Era uma manhã chuvosa e lamacenta, quando os policiais bateram na minha porta. Eu os cumprimentei, ainda um pouco alheia a situação ao meu redor, sem querer acreditar que aquilo realmente fosse verdade. “Se eu tentar o suficiente”, pensei, “talvez possa continuar fingindo que tudo não passa de uma grande piada”. 

Os policiais, entretanto, tinham outros planos: 

— Senhora, podemos nos sentar, por gentileza? — O tom de pergunta quase funcionou para amenizar o peso de uma ordem. Vou precisar ir até lá e revelar tudo o que sei, pensar em cada detalhe que puder. Desisto do meu teatro eufemista. 

— Claro, por favor, fiquem à vontade — Direcionei-os para minha cozinha bem organizada, balcões extensos e sem um grão de poeira à vista, paredes pintadas de cinza que agora revelam apenas falta de personalidade e solidão. A mesa fica no centro do cômodo, com seis lugares espaçosos. 

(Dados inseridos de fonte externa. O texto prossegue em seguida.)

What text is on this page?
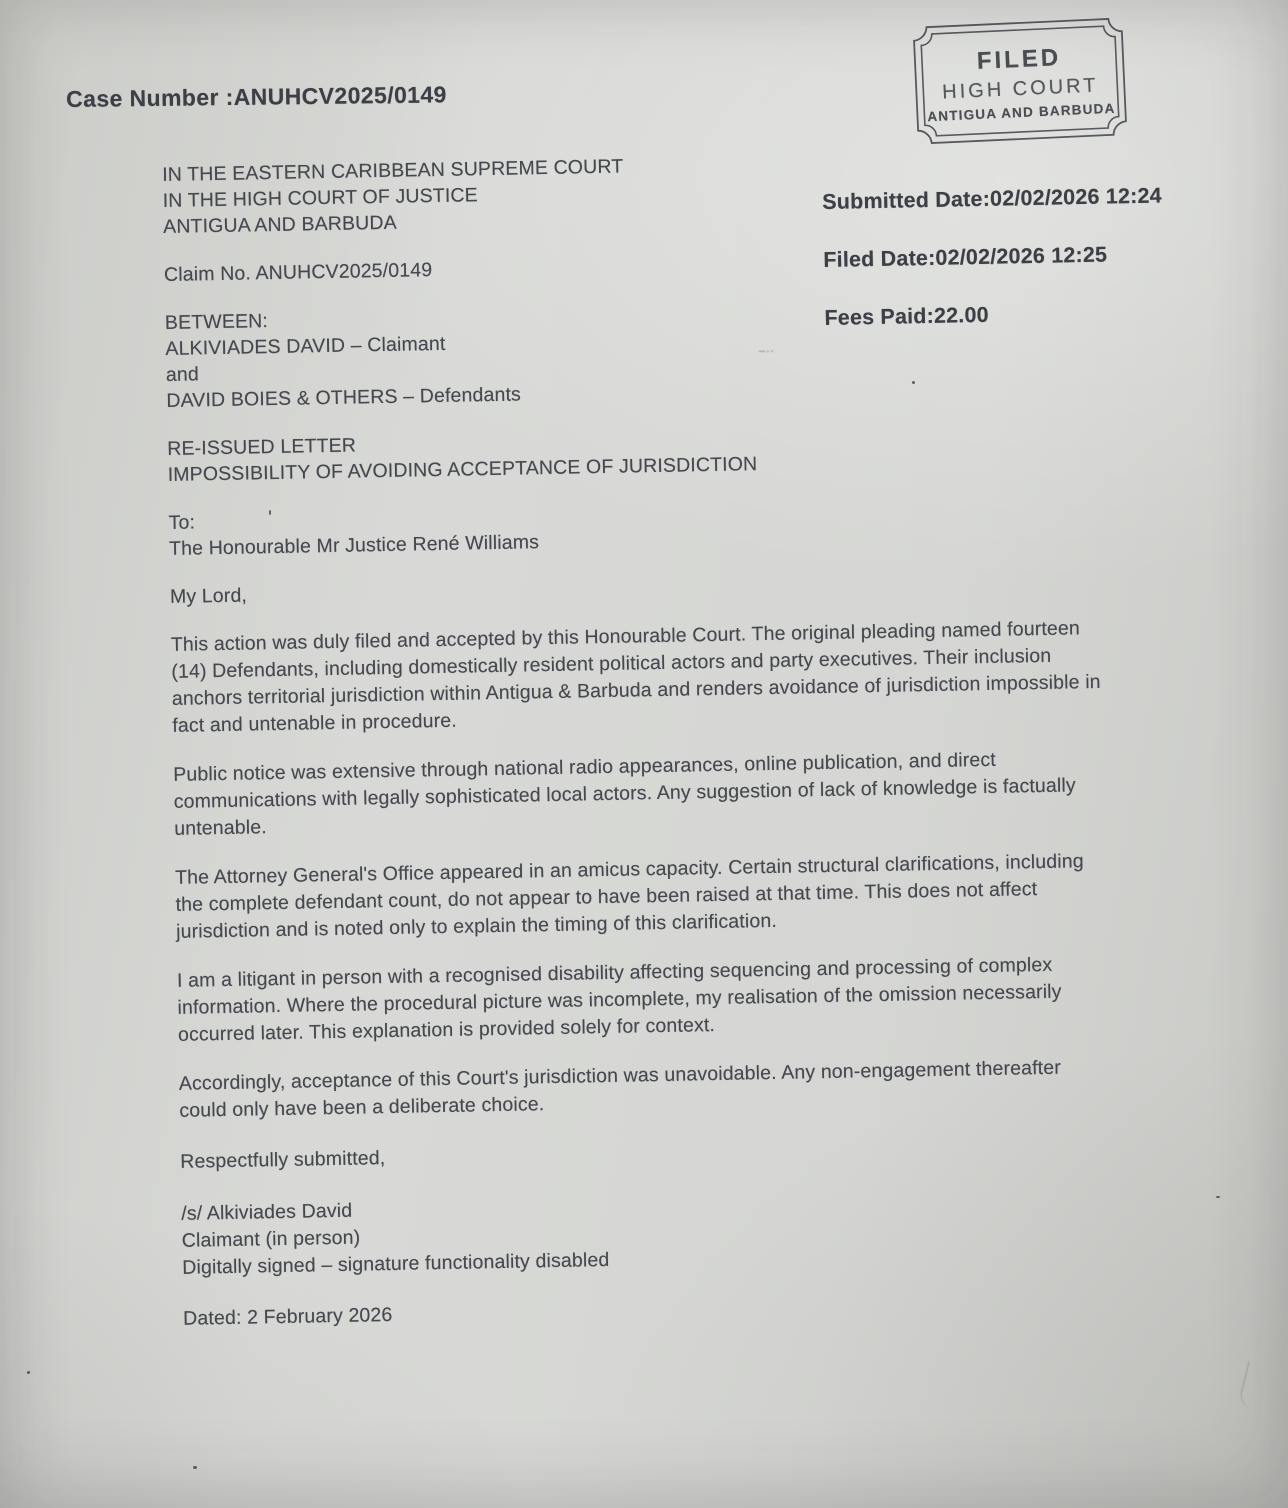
Case Number :ANUHCV2025/0149
FILED
HIGH COURT
ANTIGUA AND BARBUDA
Submitted Date:02/02/2026 12:24
Filed Date:02/02/2026 12:25
Fees Paid:22.00
IN THE EASTERN CARIBBEAN SUPREME COURT
IN THE HIGH COURT OF JUSTICE
ANTIGUA AND BARBUDA
Claim No. ANUHCV2025/0149
BETWEEN:
ALKIVIADES DAVID – Claimant
and
DAVID BOIES & OTHERS – Defendants
RE-ISSUED LETTER
IMPOSSIBILITY OF AVOIDING ACCEPTANCE OF JURISDICTION
To:
The Honourable Mr Justice René Williams
My Lord,

This action was duly filed and accepted by this Honourable Court. The original pleading named fourteen (14) Defendants, including domestically resident political actors and party executives. Their inclusion anchors territorial jurisdiction within Antigua & Barbuda and renders avoidance of jurisdiction impossible in fact and untenable in procedure.

Public notice was extensive through national radio appearances, online publication, and direct communications with legally sophisticated local actors. Any suggestion of lack of knowledge is factually untenable.

The Attorney General's Office appeared in an amicus capacity. Certain structural clarifications, including the complete defendant count, do not appear to have been raised at that time. This does not affect jurisdiction and is noted only to explain the timing of this clarification.

I am a litigant in person with a recognised disability affecting sequencing and processing of complex information. Where the procedural picture was incomplete, my realisation of the omission necessarily occurred later. This explanation is provided solely for context.

Accordingly, acceptance of this Court's jurisdiction was unavoidable. Any non-engagement thereafter could only have been a deliberate choice.

Respectfully submitted,
/s/ Alkiviades David
Claimant (in person)
Digitally signed – signature functionality disabled
Dated: 2 February 2026
~··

Reparo na casualidade com a qual lidam com a papelada, ao se acomodarem na mesa, documentos e fotografias que, em algum lugar, indicarão o motivo da morte do meu marido. Pelo menos, é isso o que esperamos. 

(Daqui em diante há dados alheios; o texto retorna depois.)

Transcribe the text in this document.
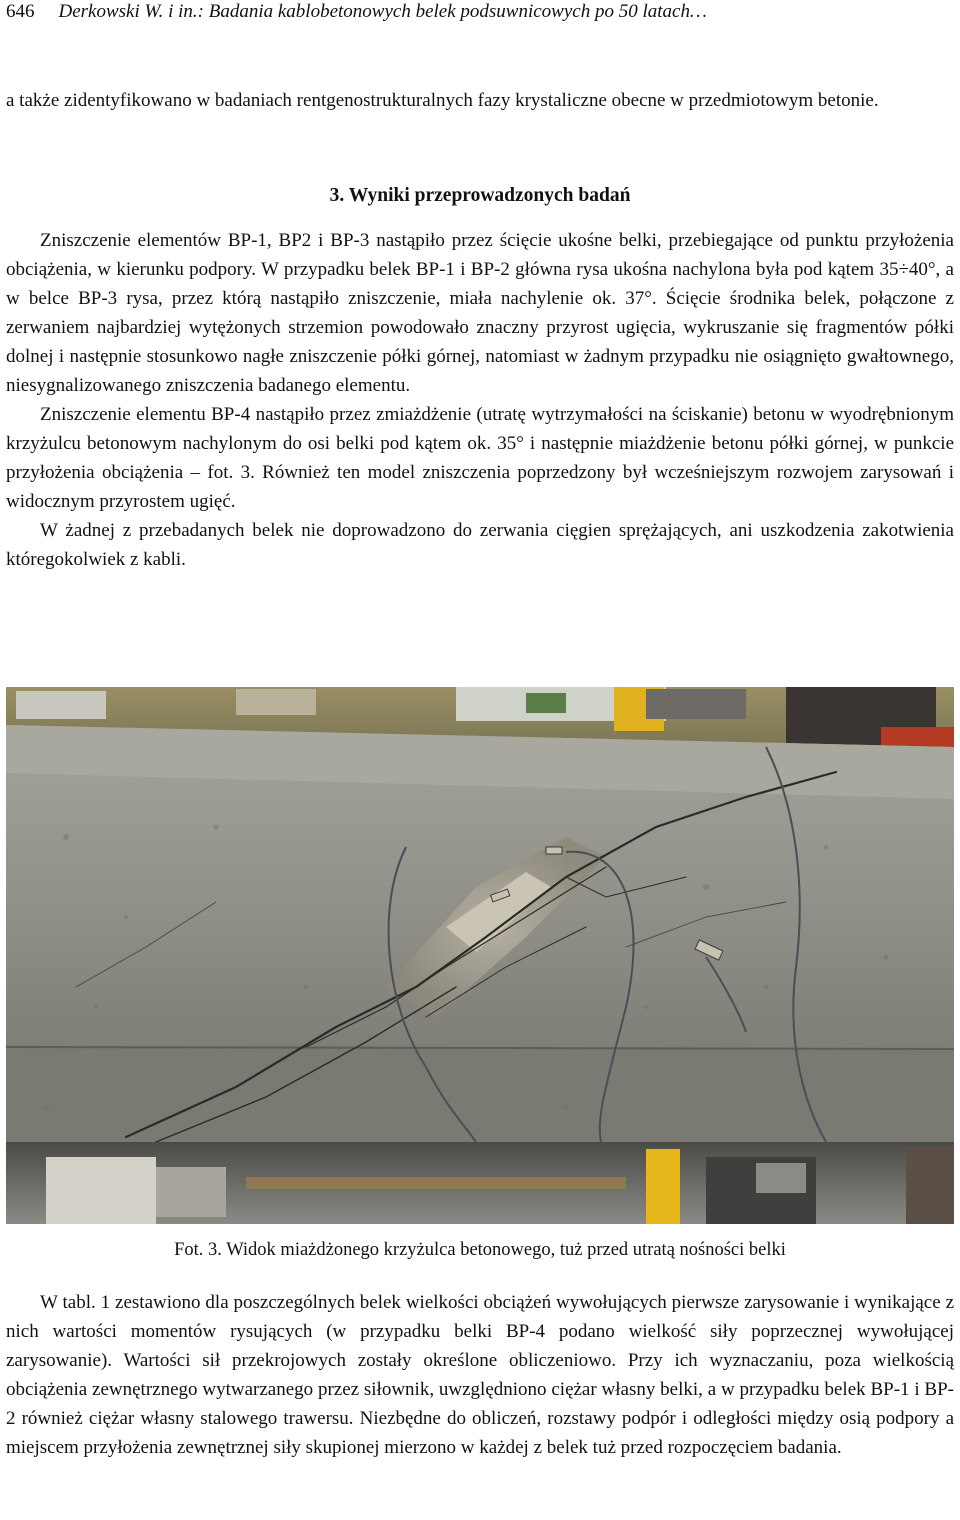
646 Derkowski W. i in.: Badania kablobetonowych belek podsuwnicowych po 50 latach…

a także zidentyfikowano w badaniach rentgenostrukturalnych fazy krystaliczne obecne w przedmiotowym betonie.

3. Wyniki przeprowadzonych badań

Zniszczenie elementów BP-1, BP2 i BP-3 nastąpiło przez ścięcie ukośne belki, przebiegające od punktu przyłożenia obciążenia, w kierunku podpory. W przypadku belek BP-1 i BP-2 główna rysa ukośna nachylona była pod kątem 35÷40°, a w belce BP-3 rysa, przez którą nastąpiło zniszczenie, miała nachylenie ok. 37°. Ścięcie środnika belek, połączone z zerwaniem najbardziej wytężonych strzemion powodowało znaczny przyrost ugięcia, wykruszanie się fragmentów półki dolnej i następnie stosunkowo nagłe zniszczenie półki górnej, natomiast w żadnym przypadku nie osiągnięto gwałtownego, niesygnalizowanego zniszczenia badanego elementu.

Zniszczenie elementu BP-4 nastąpiło przez zmiażdżenie (utratę wytrzymałości na ściskanie) betonu w wyodrębnionym krzyżulcu betonowym nachylonym do osi belki pod kątem ok. 35° i następnie miażdżenie betonu półki górnej, w punkcie przyłożenia obciążenia – fot. 3. Również ten model zniszczenia poprzedzony był wcześniejszym rozwojem zarysowań i widocznym przyrostem ugięć.

W żadnej z przebadanych belek nie doprowadzono do zerwania cięgien sprężających, ani uszkodzenia zakotwienia któregokolwiek z kabli.

Fot. 3. Widok miażdżonego krzyżulca betonowego, tuż przed utratą nośności belki

W tabl. 1 zestawiono dla poszczególnych belek wielkości obciążeń wywołujących pierwsze zarysowanie i wynikające z nich wartości momentów rysujących (w przypadku belki BP-4 podano wielkość siły poprzecznej wywołującej zarysowanie). Wartości sił przekrojowych zostały określone obliczeniowo. Przy ich wyznaczaniu, poza wielkością obciążenia zewnętrznego wytwarzanego przez siłownik, uwzględniono ciężar własny belki, a w przypadku belek BP-1 i BP-2 również ciężar własny stalowego trawersu. Niezbędne do obliczeń, rozstawy podpór i odległości między osią podpory a miejscem przyłożenia zewnętrznej siły skupionej mierzono w każdej z belek tuż przed rozpoczęciem badania.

— Não estamos aqui para pressioná-la, e caso se sinta desconfortável com qualquer coisa, podemos dar uma pausa — esclareceu a policial, uma mulher troncuda e morena, mas com feições simpáticas. Apesar de tudo, isso não funciona para me acalmar. 

— Certo, então, qual foi a última vez que a senhora viu seu marido? — perguntou o policial de cabelos escuros e pele clara, um homem de meia-idade que já exibia os primeiros sinais da calvície.

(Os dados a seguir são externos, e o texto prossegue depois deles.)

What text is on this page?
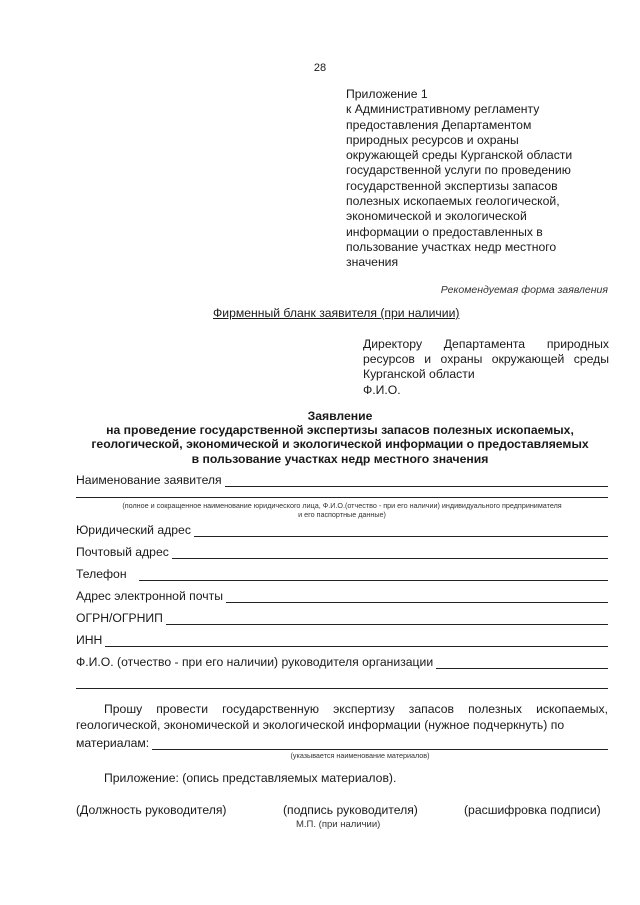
28
Приложение 1
к Административному регламенту
предоставления Департаментом
природных ресурсов и охраны
окружающей среды Курганской области
государственной услуги по проведению
государственной экспертизы запасов
полезных ископаемых геологической,
экономической и экологической
информации о предоставленных в
пользование участках недр местного
значения
Рекомендуемая форма заявления
Фирменный бланк заявителя (при наличии)
Директору Департамента природных
ресурсов и охраны окружающей среды
Курганской области
Ф.И.О.
Заявление
на проведение государственной экспертизы запасов полезных ископаемых,
геологической, экономической и экологической информации о предоставляемых
в пользование участках недр местного значения
Наименование заявителя
(полное и сокращенное наименование юридического лица, Ф.И.О.(отчество - при его наличии) индивидуального предпринимателя
и его паспортные данные)
Юридический адрес
Почтовый адрес
Телефон
Адрес электронной почты
ОГРН/ОГРНИП
ИНН
Ф.И.О. (отчество - при его наличии) руководителя организации
Прошу провести государственную экспертизу запасов полезных ископаемых, геологической, экономической и экологической информации (нужное подчеркнуть) по
материалам:
(указывается наименование материалов)
Приложение: (опись представляемых материалов).
(Должность руководителя)	(подпись руководителя)	(расшифровка подписи)
М.П. (при наличии)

— Quando ele saiu para trabalhar, como em qualquer outro dia comum — comecei a relembrar nosso último dia junto — Fiz o café da manhã para ele, e ele comeu. Não conversamos muito, ele parecia estar pensativo, então evitei interrompê-lo. Ele não gosta muito, sabe? No geral, ele que puxa conversa, caso queira, mas ele é um homem de poucas palavras — prossigo, me esforçando para lembrar de detalhes relevantes — Comentou algo, não me lembro o que, sobre o amigo dele, que veio de longe nos visitar na noite anterior ao… — Não consigo terminar a frase, pois ainda me nego a crer totalmente que isso tudo não passa de um mal-entendido. Os policiais, no entanto, não compartilham do mesmo sentimento que o meu, e voltam a perguntar os detalhes. 

— Quando seu marido quis pouca conversa com você, você se sentiu irritada? Talvez, até um tanto desprezada? — Claro que não é surpresa que a mulher da vítima seja uma potencial suspeita. Não tenho motivos para ficar incomodada com o questionamento feito pela policial. Mas, ainda assim, fico.

— Não. Não era incomum que isso ocorresse — respondo simplesmente.

— E quanto ao jantar da noite anterior? — indaga o policial enquanto faz anotações rápidas. Somente agora percebo que não prestei atenção ao nome deles. Me recordo que falaram algo comigo quando atendi a porta, devem ter se apresentado. Não me lembro, mas parece que passou da hora de perguntar sobre isso sem parecer arrogante.

— Convidamos alguns amigos que não víamos há muito tempo. A maioria se mudou, e por isso foi realmente difícil conciliar um dia em que todos pudessem estar presentes. Foi uma noite muito especial e agradável, sem intrigas — detalhei, esperando ser o suficiente para que os policiais não precisassem revirar mais informações daquela noite.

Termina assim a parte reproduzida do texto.